Между нижним рядом ящиков и полом — пусто2ты. Там когда-то жили мыши. Или мышь. Но ее (или их) поймали. Мышеловкой. На бурую, грязную шкварку. Мышь позарилась на эту гадость — мышеловка громко щелкнула. А мышь — не успела пискнуть. Переломанной шеей даже хрустнуть не успела. Но это было так давно, что и запаха мышиного не осталось. Только воспоминания о запахе.
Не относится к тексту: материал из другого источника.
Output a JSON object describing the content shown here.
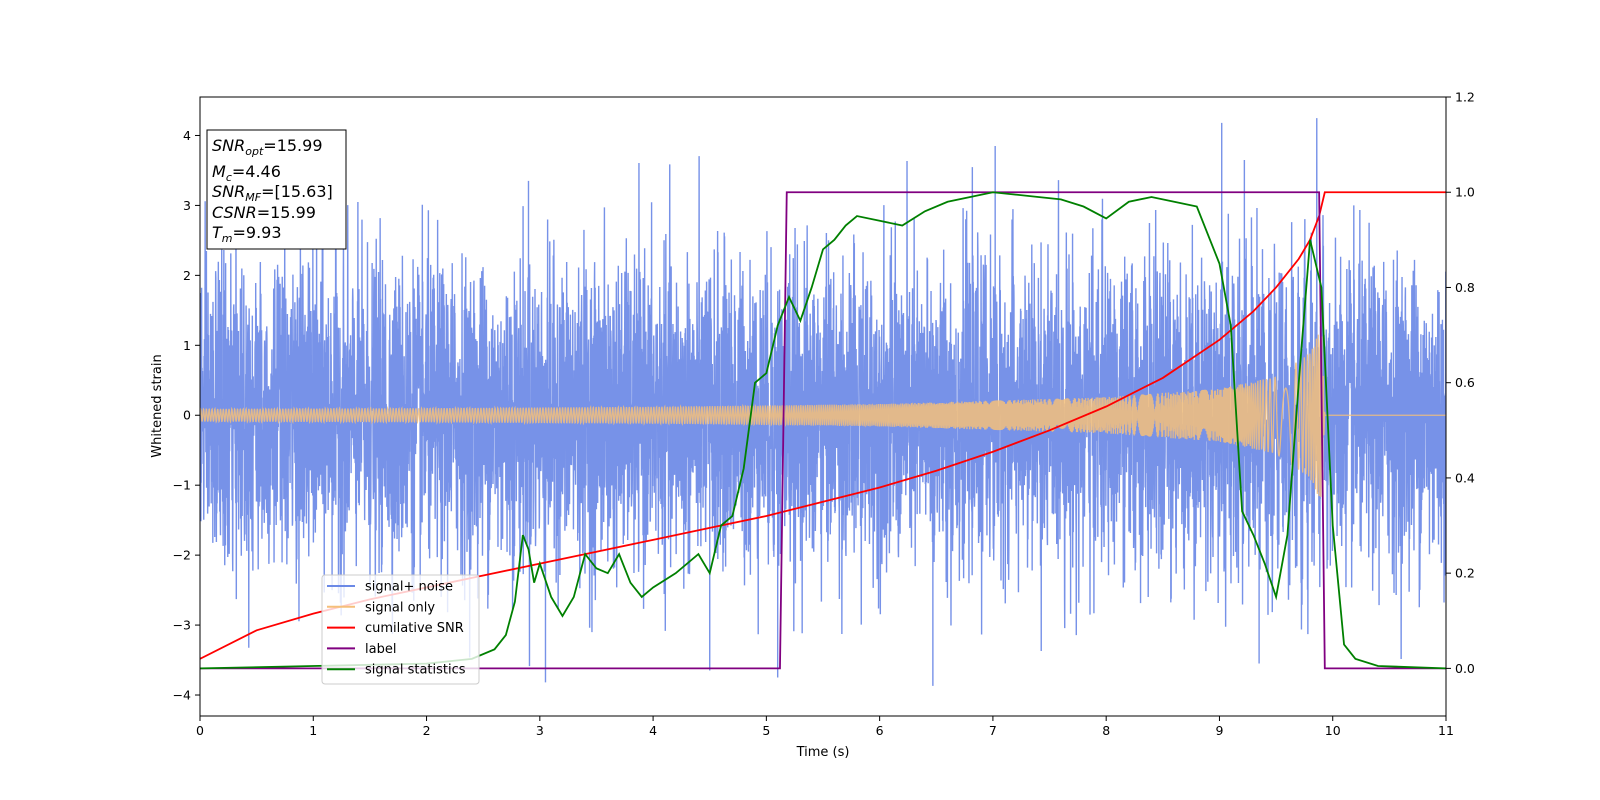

Зато был другой запах. Главный запах. Запашище. И при этом такой легкий-легкий, еле уловимый, совсем не духан. И не душок. А чуть-чуть чужой запах, не для нас чужой, а для всей квартиры. Скорее квартира была нам чужее, а запах этот — роднее. Его, наверное, перенесли из другой квартиры, а в ту другую квартиру — из дома, куда меня впервые внесли закрученного в пеленки. Запах не старины. А меня. Нас. Когда мы другие были. Я был. И не был. Но скорее — был, хоть и не совсем я.
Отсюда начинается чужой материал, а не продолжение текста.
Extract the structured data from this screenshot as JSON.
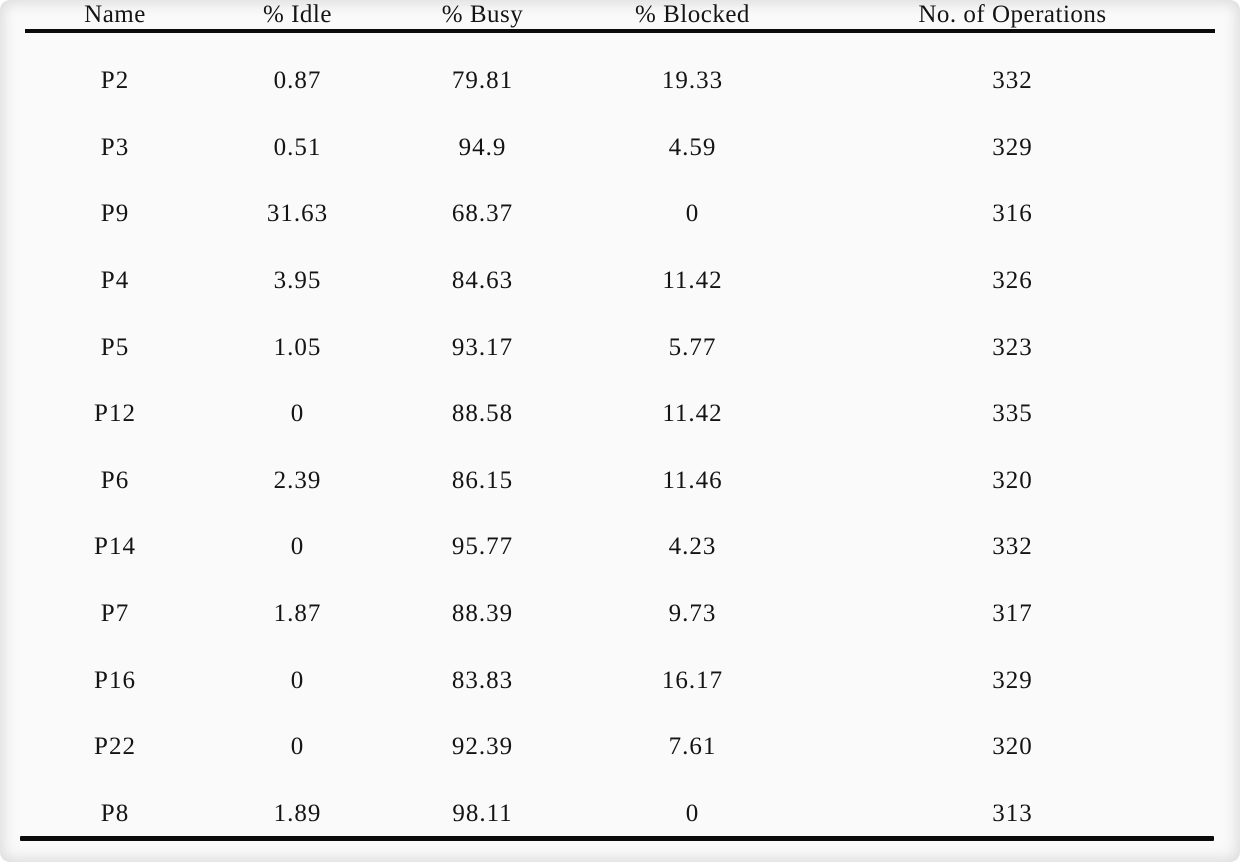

А самый квартирный, самый общий запах был в прихожей. И в коридоре. То есть его там вообще не было. Точнее — мы его не ощущали вовсе. А гости — те точно ощущали, но не говорили. Неприлично ведь говорить, что в квартире чем-то пахнет, даже если ничем плохим и не пахнет. Всегда так: сидишь дома и не чувствуешь, как твоя комната пахнет. Не пахнет как будто. А пойдешь в гости — там пахнет. В каждой квартире — по-своему. В каждой. У кого-то мыши. У кого-то лекарства. Или сушеные травы. Или зверь какой живет. Или просто — пахнет и все тут. И так интересно вокруг. И страшновато: неизвестно, из какого угла кто на тебя высыплется, из какой щели кто выхромает. А у себя дома, как вошел, все ясно.
В прихожей — не только запах. Там еще в шкафу, который зовется антресоль, совсем ничего не ясно. Тоже загадочно, почти как в гостях. Хоть в нем и два отделения. В левом, узком, одна дверь. И много полок. А на них старые подушки. Таракан спит. И два пылесоса. Даже три. Самый старый — серый, куполообразный, с ручкой как у чайника. Он тяжелый страшно. Густо и всепроникающе гудит. И нагревается так, что на нем хоть блины жарь. Второй — тоже пылесос. И в форме ракеты. Он сипло пищит и слабо засасывает пыль. Поэтому он и оказался на пенсии. По инвалидности. Наконец, третий пылесос, красный и тумбообразный, с черным чехлом, был самым жизнеспособным и трудолюбивым. И самым молодым. Но тоже старым. И во всех трех пылесосах таилась пыль. Домашняя пыль. Входишь в квартиру, рядом с тобой тут же три средоточия пыли. Три стражника. Или один, но трехголовый. Процеживающий сквозь три пасти квартирный воздух.